Happy to drop this in favor of Florian's ctnetlink fix.

Jenny

On Sat, Mar 14, 2026 at 4:50 AM Pablo Neira Ayuso <pablo@netfilter.org> wrote:
>
> On Sat, Mar 14, 2026 at 12:32:37AM +0100, Florian Westphal wrote:
> > Jenny Guanni Qu <qguanni@gmail.com> wrote:
> > > nf_nat_sip_expected() uses exp->dir to index into the 2-element
> > > tuplehash[] array without bounds checking. If exp->dir has an
> > > out-of-range value, this causes a slab-out-of-bounds read.
> > >
> > > KASAN reports:
> > >
> > >   BUG: KASAN: slab-out-of-bounds in nf_nat_sip_expected+0x804/0x938
> > >   Read of size 8 at addr ffff0000d113e3b8
> > >   The buggy address is located 72 bytes to the right of
> > >    allocated 240-byte region
> > >
> > > Add a bounds check to ensure exp->dir is less than IP_CT_DIR_MAX.
> >
> > Ok, but exp->dir isn't expected to contain crap.
> >
> > How does exp->dir become >= IP_CT_DIR_MAX?
> > Are you sure this isn't papering over another bug?
> >
> > In particular, there is missing validation in the ctnetlink code
> > for the dir argument.
> >
> > https://lore.kernel.org/netdev/20260313150614.21177-3-fw@strlen.de/
>
> Yes, this sounds like a duplicated bug.

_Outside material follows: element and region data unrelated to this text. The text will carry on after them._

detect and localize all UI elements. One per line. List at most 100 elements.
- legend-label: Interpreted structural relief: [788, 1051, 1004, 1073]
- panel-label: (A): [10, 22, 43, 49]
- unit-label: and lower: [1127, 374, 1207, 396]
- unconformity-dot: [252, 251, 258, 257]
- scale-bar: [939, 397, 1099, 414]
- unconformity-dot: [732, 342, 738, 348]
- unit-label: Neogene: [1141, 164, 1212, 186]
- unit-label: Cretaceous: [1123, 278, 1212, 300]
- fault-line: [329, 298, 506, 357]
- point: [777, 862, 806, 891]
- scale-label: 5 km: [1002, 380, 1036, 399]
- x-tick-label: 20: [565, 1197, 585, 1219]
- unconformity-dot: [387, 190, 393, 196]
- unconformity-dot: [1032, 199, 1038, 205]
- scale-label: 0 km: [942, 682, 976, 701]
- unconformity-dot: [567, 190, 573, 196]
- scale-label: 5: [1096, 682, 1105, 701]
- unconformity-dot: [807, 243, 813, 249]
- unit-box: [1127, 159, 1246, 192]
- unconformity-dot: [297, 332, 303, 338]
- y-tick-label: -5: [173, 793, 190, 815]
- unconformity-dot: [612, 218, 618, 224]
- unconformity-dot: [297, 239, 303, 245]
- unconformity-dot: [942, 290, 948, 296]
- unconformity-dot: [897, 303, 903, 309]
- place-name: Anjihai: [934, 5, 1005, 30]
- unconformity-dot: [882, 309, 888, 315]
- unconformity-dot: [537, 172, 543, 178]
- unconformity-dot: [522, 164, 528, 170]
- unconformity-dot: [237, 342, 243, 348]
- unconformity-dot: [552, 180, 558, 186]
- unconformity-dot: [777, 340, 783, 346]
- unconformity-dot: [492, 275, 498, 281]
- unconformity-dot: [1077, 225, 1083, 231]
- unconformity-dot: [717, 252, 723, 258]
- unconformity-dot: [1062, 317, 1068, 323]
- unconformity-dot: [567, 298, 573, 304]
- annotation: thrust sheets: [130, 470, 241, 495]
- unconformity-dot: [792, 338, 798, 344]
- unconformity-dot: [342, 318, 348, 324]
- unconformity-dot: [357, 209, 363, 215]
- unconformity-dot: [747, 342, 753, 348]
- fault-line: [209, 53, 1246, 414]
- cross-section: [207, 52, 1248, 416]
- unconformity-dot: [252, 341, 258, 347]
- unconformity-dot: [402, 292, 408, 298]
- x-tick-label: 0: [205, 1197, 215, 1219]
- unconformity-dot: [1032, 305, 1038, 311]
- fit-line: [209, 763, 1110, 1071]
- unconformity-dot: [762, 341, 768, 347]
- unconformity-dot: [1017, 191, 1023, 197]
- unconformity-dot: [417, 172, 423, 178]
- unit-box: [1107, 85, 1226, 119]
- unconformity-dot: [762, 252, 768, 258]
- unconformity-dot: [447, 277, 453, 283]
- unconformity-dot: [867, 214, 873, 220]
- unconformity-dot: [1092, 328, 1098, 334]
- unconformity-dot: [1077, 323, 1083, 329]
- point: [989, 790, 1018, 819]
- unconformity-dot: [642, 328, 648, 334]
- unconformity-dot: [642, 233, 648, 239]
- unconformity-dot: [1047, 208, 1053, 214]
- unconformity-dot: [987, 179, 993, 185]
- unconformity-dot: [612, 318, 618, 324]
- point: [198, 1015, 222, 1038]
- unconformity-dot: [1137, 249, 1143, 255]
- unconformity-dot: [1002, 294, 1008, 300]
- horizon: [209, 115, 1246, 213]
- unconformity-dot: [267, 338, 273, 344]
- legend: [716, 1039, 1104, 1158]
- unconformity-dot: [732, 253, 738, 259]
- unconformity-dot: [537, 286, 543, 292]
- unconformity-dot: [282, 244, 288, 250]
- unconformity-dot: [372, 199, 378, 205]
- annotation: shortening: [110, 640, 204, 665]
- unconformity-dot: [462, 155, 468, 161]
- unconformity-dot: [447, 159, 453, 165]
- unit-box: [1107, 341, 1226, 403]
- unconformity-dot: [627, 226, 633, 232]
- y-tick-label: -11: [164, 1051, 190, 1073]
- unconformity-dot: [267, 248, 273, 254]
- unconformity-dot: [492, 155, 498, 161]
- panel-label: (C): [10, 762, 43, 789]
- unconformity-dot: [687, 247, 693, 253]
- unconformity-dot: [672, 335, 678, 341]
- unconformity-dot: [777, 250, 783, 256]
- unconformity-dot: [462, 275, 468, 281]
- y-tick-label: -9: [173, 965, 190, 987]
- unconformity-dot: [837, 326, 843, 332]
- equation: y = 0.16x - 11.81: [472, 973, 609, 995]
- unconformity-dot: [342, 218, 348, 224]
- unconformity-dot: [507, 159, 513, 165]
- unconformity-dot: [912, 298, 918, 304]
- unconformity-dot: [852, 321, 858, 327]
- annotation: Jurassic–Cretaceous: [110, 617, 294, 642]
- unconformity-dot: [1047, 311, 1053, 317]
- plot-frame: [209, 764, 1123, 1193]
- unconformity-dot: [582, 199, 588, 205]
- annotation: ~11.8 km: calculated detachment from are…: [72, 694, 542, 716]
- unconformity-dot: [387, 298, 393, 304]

Re: [PATCH] netfilter: nf_nat_sip: validate exp->dir in nf_nat_sip_expected()

[Florian Westphal]

Guanni Qu <qguanni@gmail.com> wrote:
> Hi Florian, Pablo,
> 
> You're right, the root cause is the missing ctnetlink validation
> that Florian's patch fixes. I hit this crash while testing SIP NAT
> with crafted expectations via ctnetlink, which is how exp->dir
> ended up out of range.

Thanks for confirming, I'll drop it from pachwork.